A continuación Jesús recuerda a sus oyentes la historia de la reina del Sur o de Saba (1 Re 10, 1-29; 2 Cr 9,1-12), conocida como Balkis en la tradición islámica, soberana de un pequeño reino al sur de Arabia, identificado como Etiopía. Ella también es un signo porque hizo un largo viaje, cargada de regalos de oro, piedras preciosas y especias, para escuchar la sabiduría del rey Salomón; Jesús, por su parte, viene a Israel encarnando en su persona y transmitiendo con su palabra la auténtica sabiduría de Dios y su proclamación salvífica, pero le han dado la espalda, no han querido escucharlo. Por eso en el día del juicio, la Reina del Sur acusará también a los detractores de Jesús, porque él es más que Salomón.
Por todo eso,
Jesús se niega a darles otra señal. Su persona y su palabra les deberían bastar.

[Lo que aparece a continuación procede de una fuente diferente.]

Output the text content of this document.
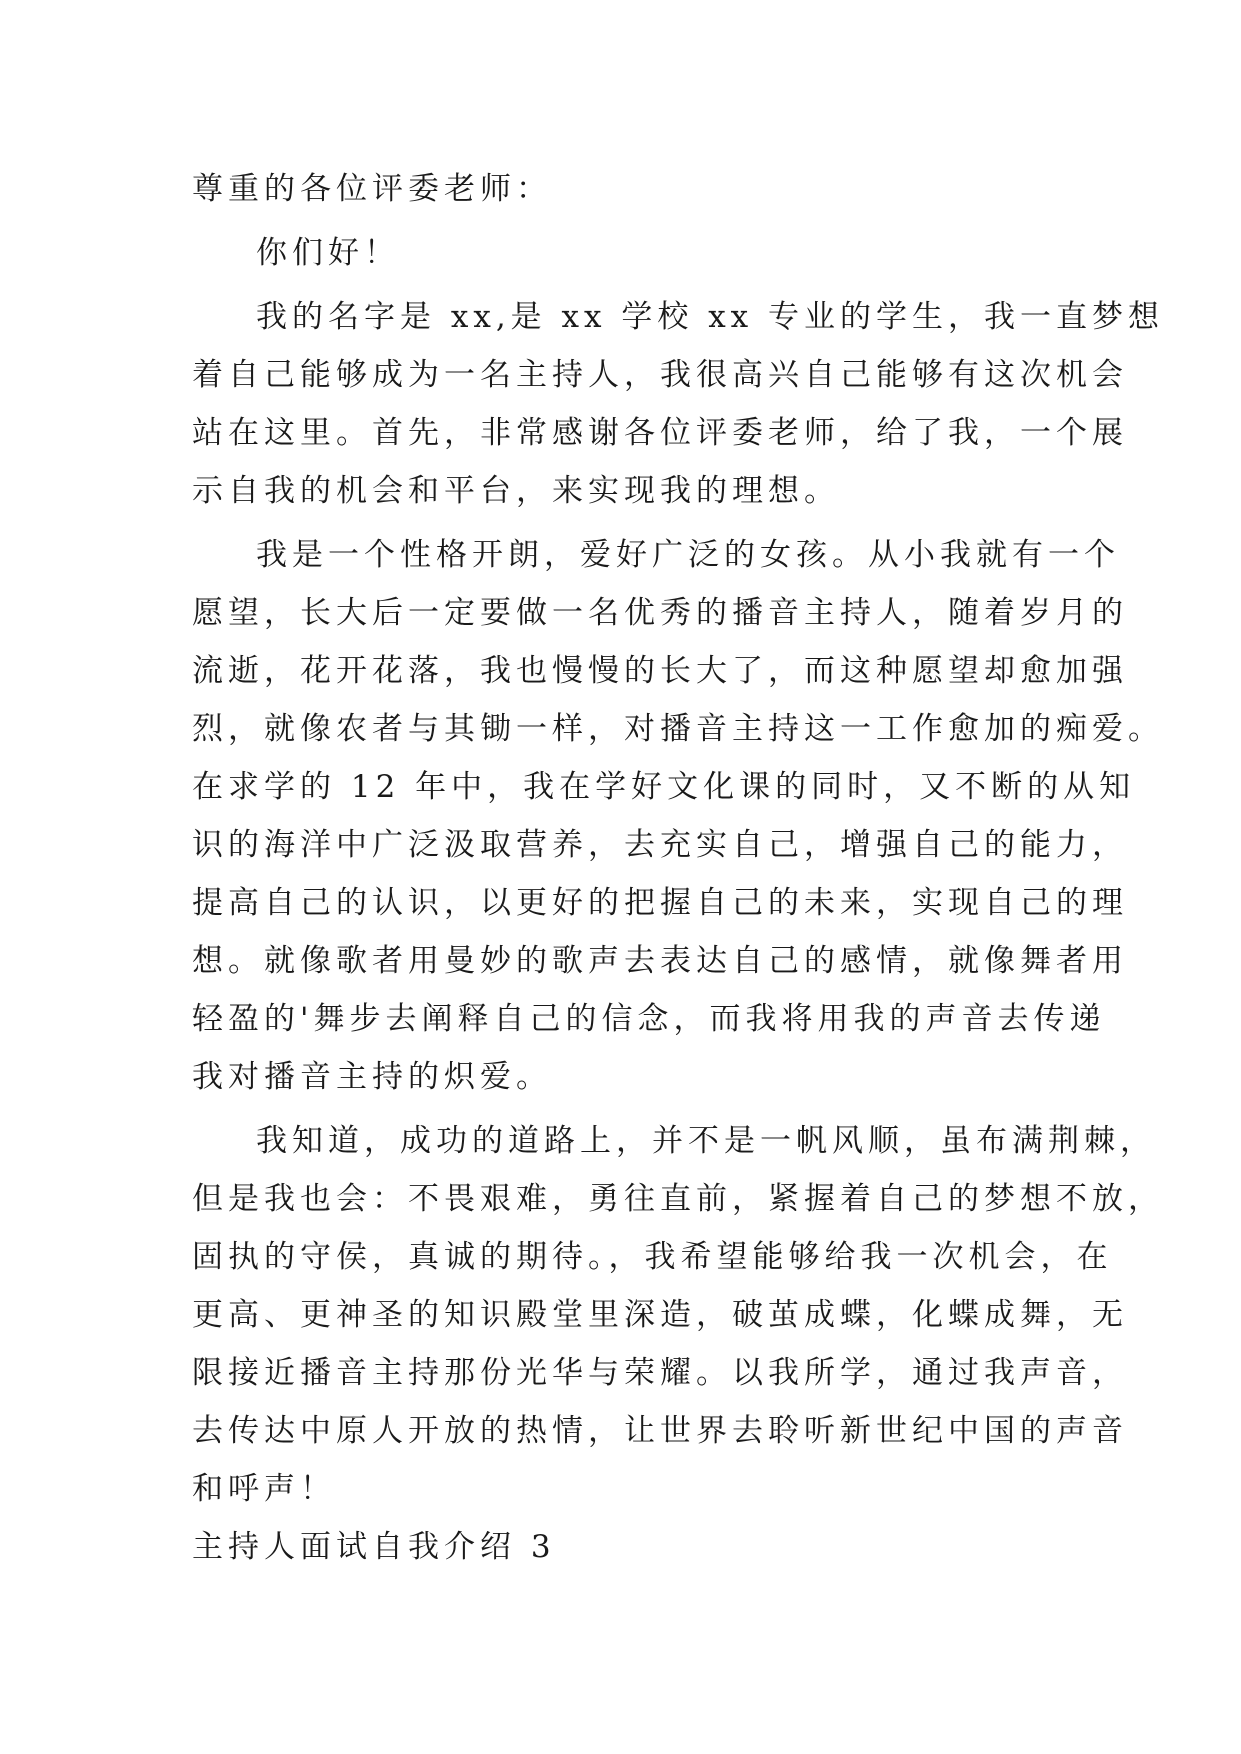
尊重的各位评委老师：

你们好！

我的名字是 xx,是 xx 学校 xx 专业的学生，我一直梦想

着自己能够成为一名主持人，我很高兴自己能够有这次机会

站在这里。首先，非常感谢各位评委老师，给了我，一个展

示自我的机会和平台，来实现我的理想。

我是一个性格开朗，爱好广泛的女孩。从小我就有一个

愿望，长大后一定要做一名优秀的播音主持人，随着岁月的

流逝，花开花落，我也慢慢的长大了，而这种愿望却愈加强

烈，就像农者与其锄一样，对播音主持这一工作愈加的痴爱。

在求学的 12 年中，我在学好文化课的同时，又不断的从知

识的海洋中广泛汲取营养，去充实自己，增强自己的能力，

提高自己的认识，以更好的把握自己的未来，实现自己的理

想。就像歌者用曼妙的歌声去表达自己的感情，就像舞者用

轻盈的'舞步去阐释自己的信念，而我将用我的声音去传递

我对播音主持的炽爱。

我知道，成功的道路上，并不是一帆风顺，虽布满荆棘，

但是我也会：不畏艰难，勇往直前，紧握着自己的梦想不放，

固执的守侯，真诚的期待。，我希望能够给我一次机会，在

更高、更神圣的知识殿堂里深造，破茧成蝶，化蝶成舞，无

限接近播音主持那份光华与荣耀。以我所学，通过我声音，

去传达中原人开放的热情，让世界去聆听新世纪中国的声音

和呼声！

主持人面试自我介绍 3
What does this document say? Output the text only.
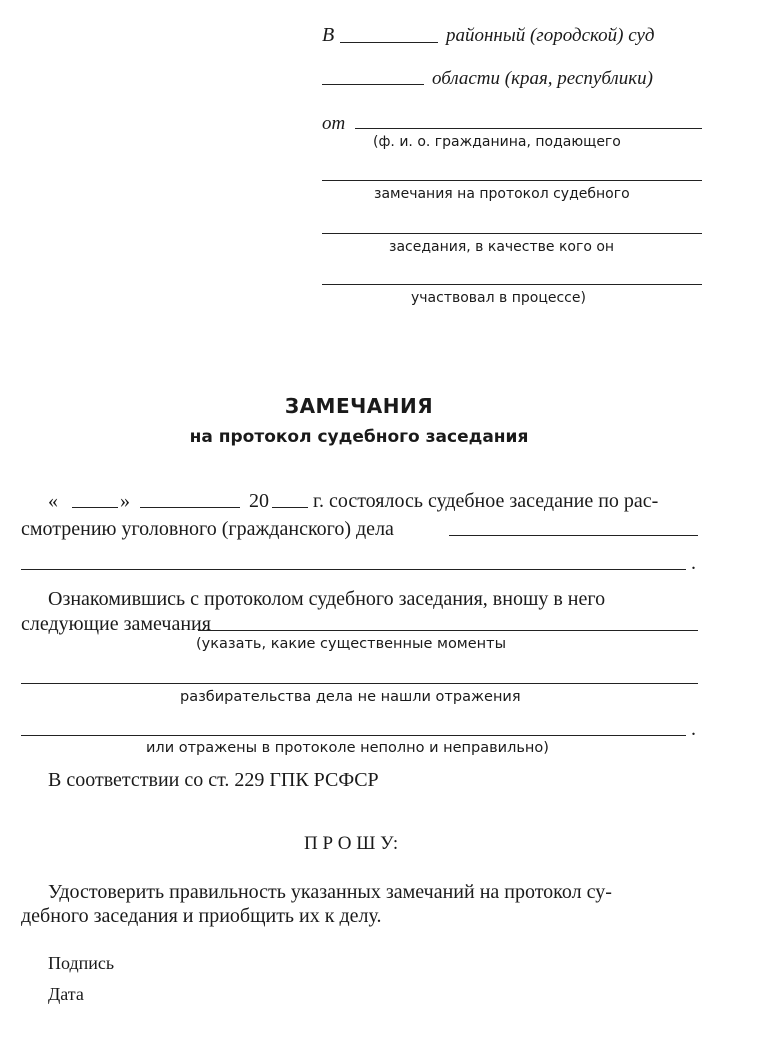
В	районный (городской) суд
области (края, республики)
от
(ф. и. о. гражданина, подающего
замечания на протокол судебного
заседания, в качестве кого он
участвовал в процессе)
ЗАМЕЧАНИЯ
на протокол судебного заседания
«	»	20 г. состоялось судебное заседание по рас-
смотрению уголовного (гражданского) дела
.
Ознакомившись с протоколом судебного заседания, вношу в него
следующие замечания
(указать, какие существенные моменты
разбирательства дела не нашли отражения
.
или отражены в протоколе неполно и неправильно)
В соответствии со ст. 229 ГПК РСФСР
П Р О Ш У:
Удостоверить правильность указанных замечаний на протокол су-
дебного заседания и приобщить их к делу.
Подпись
Дата
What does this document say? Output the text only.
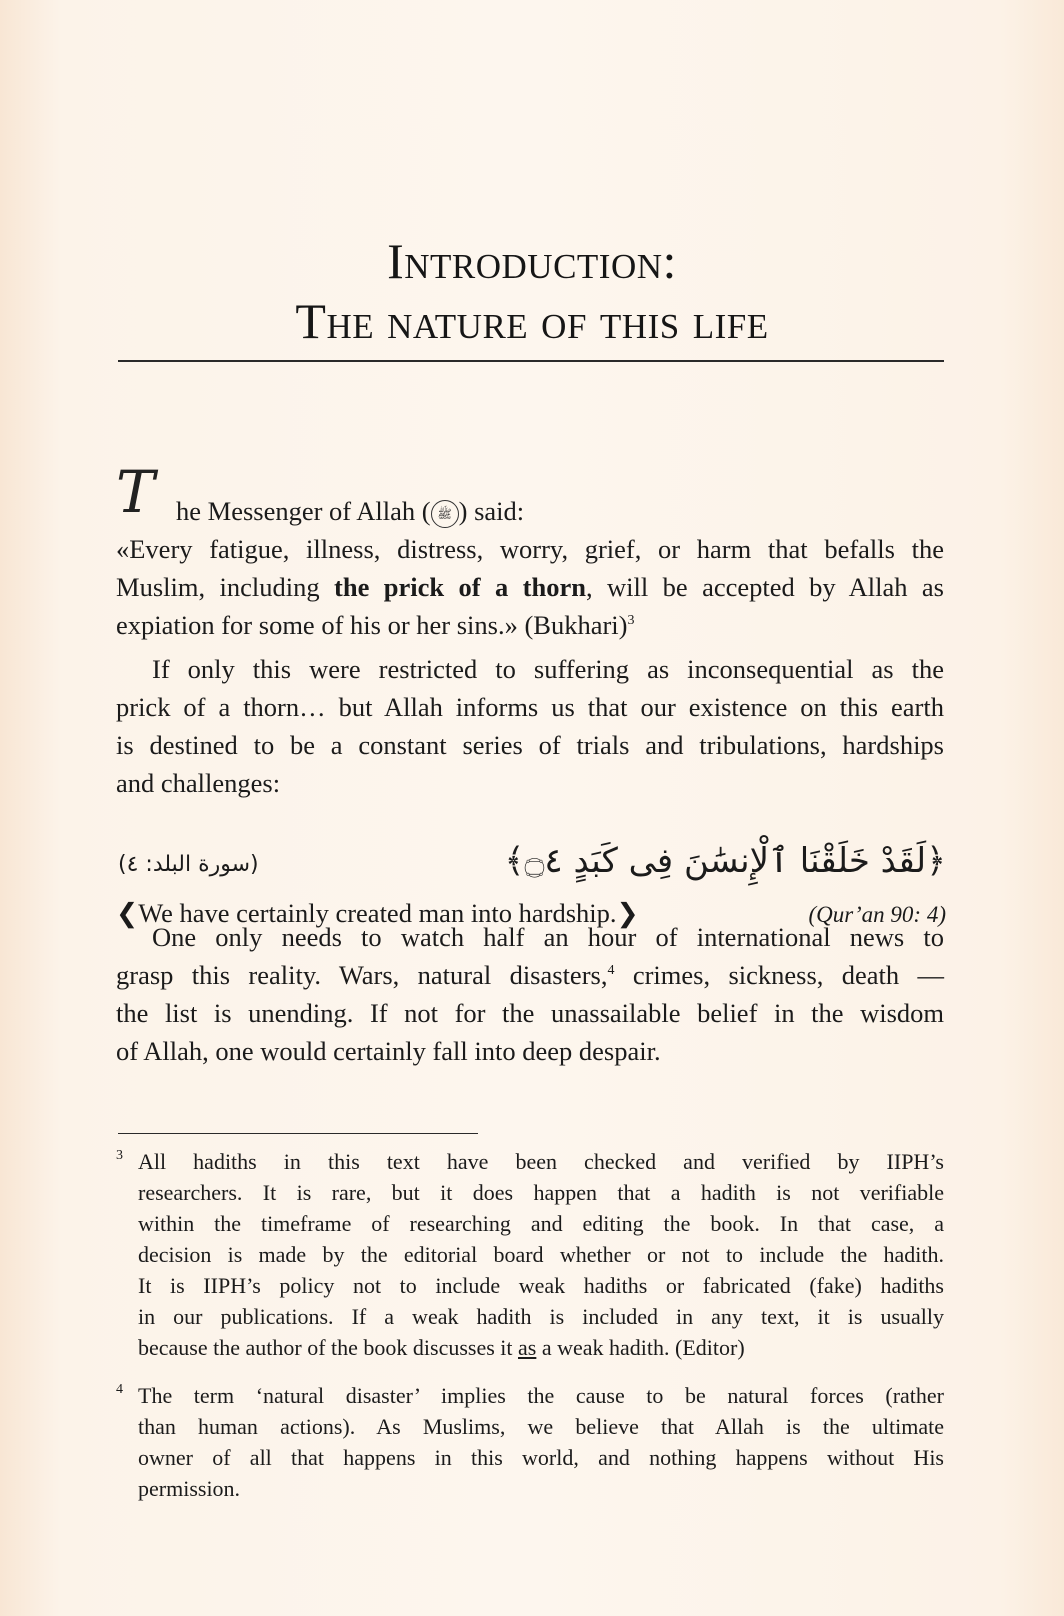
Introduction:
The nature of this life
T he Messenger of Allah ( ﷺ ) said:
«Every fatigue, illness, distress, worry, grief, or harm that befalls the
Muslim, including the prick of a thorn, will be accepted by Allah as
expiation for some of his or her sins.» (Bukhari)$^3$
If only this were restricted to suffering as inconsequential as the
prick of a thorn… but Allah informs us that our existence on this earth
is destined to be a constant series of trials and tribulations, hardships
and challenges:
(سورة البلد: ٤)	﴿لَقَدْ خَلَقْنَا ٱلْإِنسَٰنَ فِى كَبَدٍ ۝٤﴾
❮We have certainly created man into hardship.❯	(Qur’an 90: 4)
One only needs to watch half an hour of international news to
grasp this reality. Wars, natural disasters,$^4$ crimes, sickness, death —
the list is unending. If not for the unassailable belief in the wisdom
of Allah, one would certainly fall into deep despair.
3 All hadiths in this text have been checked and verified by IIPH’s
researchers. It is rare, but it does happen that a hadith is not verifiable
within the timeframe of researching and editing the book. In that case, a
decision is made by the editorial board whether or not to include the hadith.
It is IIPH’s policy not to include weak hadiths or fabricated (fake) hadiths
in our publications. If a weak hadith is included in any text, it is usually
because the author of the book discusses it as a weak hadith. (Editor)
4 The term ‘natural disaster’ implies the cause to be natural forces (rather
than human actions). As Muslims, we believe that Allah is the ultimate
owner of all that happens in this world, and nothing happens without His
permission.
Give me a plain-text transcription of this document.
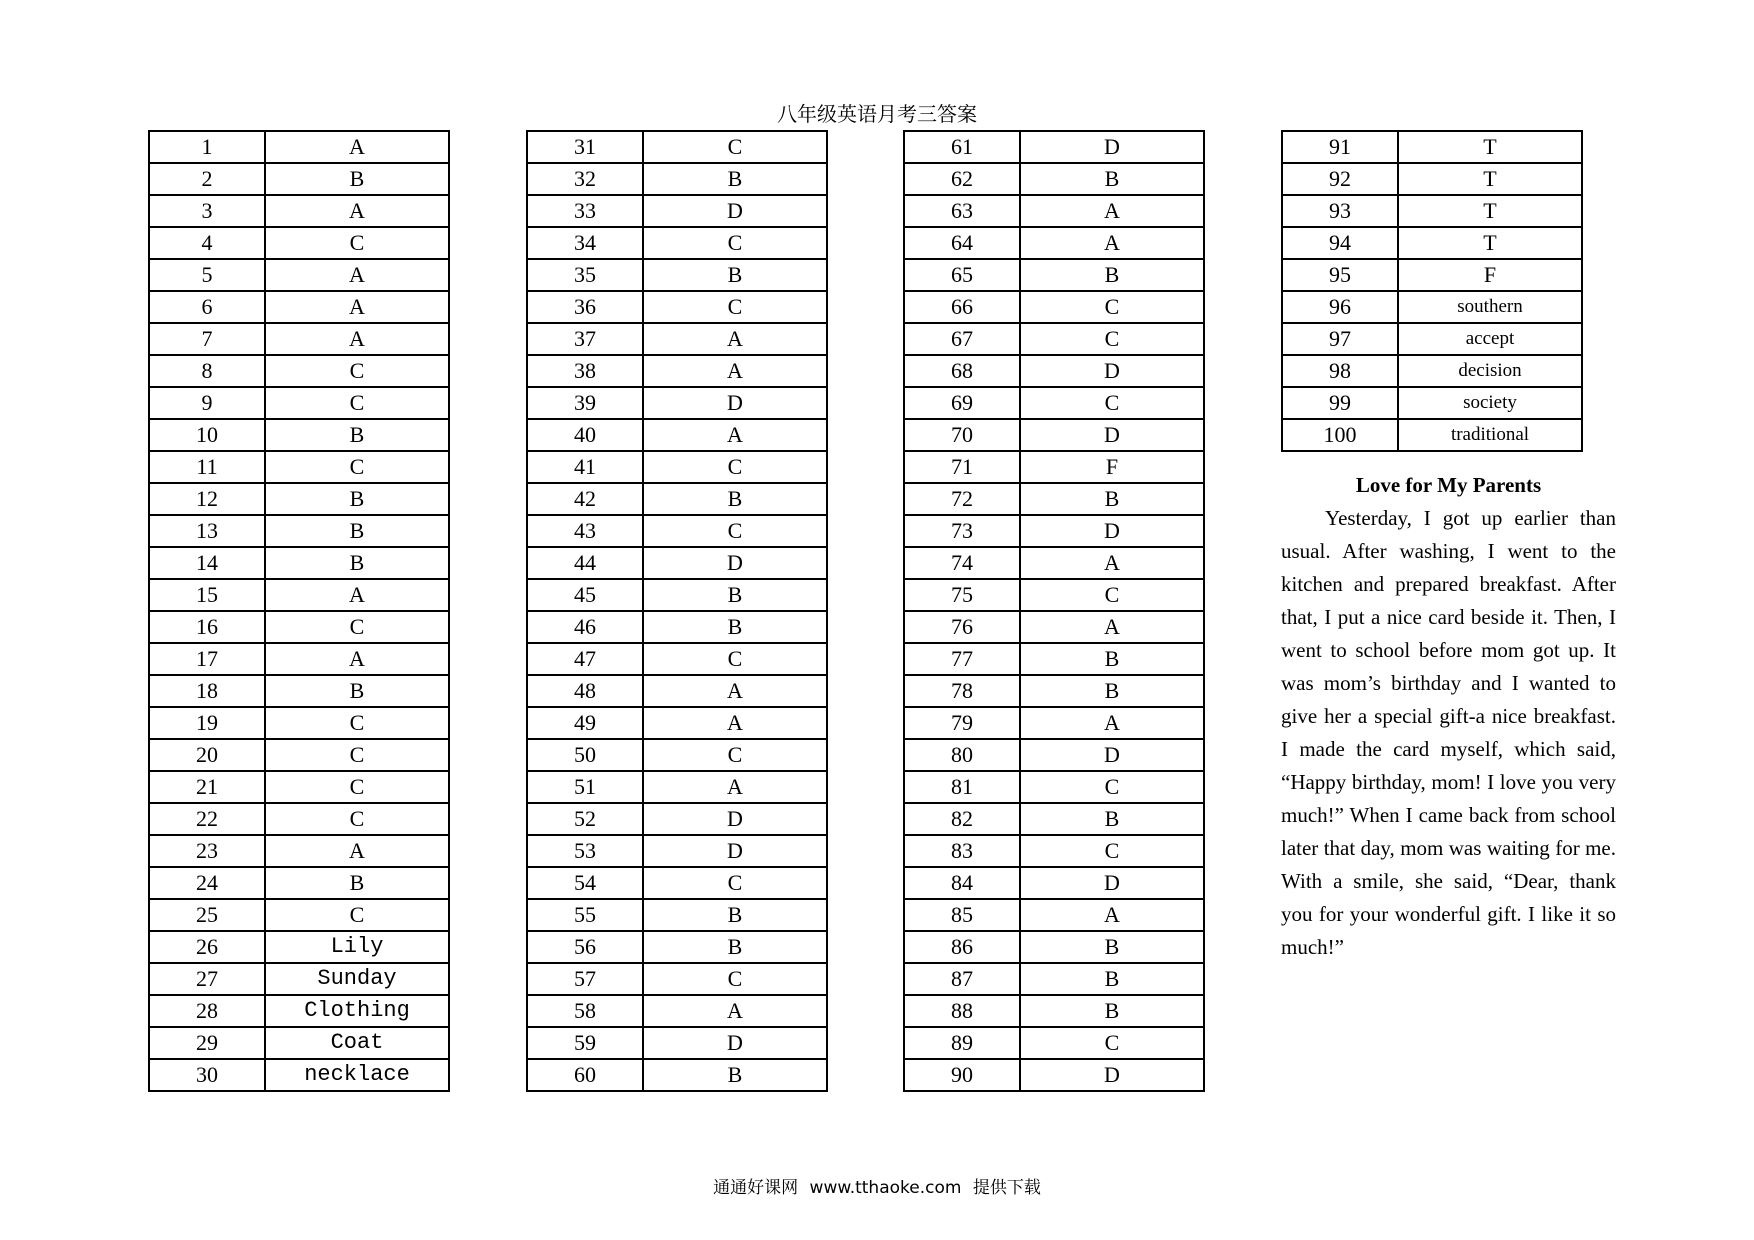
八年级英语月考三答案
1	A
2	B
3	A
4	C
5	A
6	A
7	A
8	C
9	C
10	B
11	C
12	B
13	B
14	B
15	A
16	C
17	A
18	B
19	C
20	C
21	C
22	C
23	A
24	B
25	C
26	Lily
27	Sunday
28	Clothing
29	Coat
30	necklace
31	C
32	B
33	D
34	C
35	B
36	C
37	A
38	A
39	D
40	A
41	C
42	B
43	C
44	D
45	B
46	B
47	C
48	A
49	A
50	C
51	A
52	D
53	D
54	C
55	B
56	B
57	C
58	A
59	D
60	B
61	D
62	B
63	A
64	A
65	B
66	C
67	C
68	D
69	C
70	D
71	F
72	B
73	D
74	A
75	C
76	A
77	B
78	B
79	A
80	D
81	C
82	B
83	C
84	D
85	A
86	B
87	B
88	B
89	C
90	D
91	T
92	T
93	T
94	T
95	F
96	southern
97	accept
98	decision
99	society
100	traditional
Love for My Parents

Yesterday, I got up earlier than usual. After washing, I went to the kitchen and prepared breakfast. After that, I put a nice card beside it. Then, I went to school before mom got up. It was mom’s birthday and I wanted to give her a special gift-a nice breakfast. I made the card myself, which said, “Happy birthday, mom! I love you very much!” When I came back from school later that day, mom was waiting for me. With a smile, she said, “Dear, thank you for your wonderful gift. I like it so much!”

通通好课网 www.tthaoke.com 提供下载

Él es el “testigo” primordial de Dios y de su amor; quien cree y confía en él, acepta
que Dios actúa en él, ama, perdona, salva, instaura su Reino. Su credibilidad
plena está basada en la perfecta coherencia que se da entre su palabra y su
vida. Ha anunciado la buena noticia de la salvación ofrecida por Dios a todo el
que se convierte y cree. En vez de pedirle signos hay que escuchar su palabra y
acoger su persona, su forma de ser humano. No hacen falta signos espectaculares
para responder a su llamada. Dios respeta la libertad de sus hijos que pueden
acoger su ofrecimiento o rechazarlo, y respeta al mismo tiempo la verdad del
amor que no requiere de pruebas y crea libertad. Quien ama a otro está siempre
expuesto al rechazo y a sufrir por ello; pero no puede constreñir. Quiere que
se le ame libremente; lo contrario no es amor verdadero.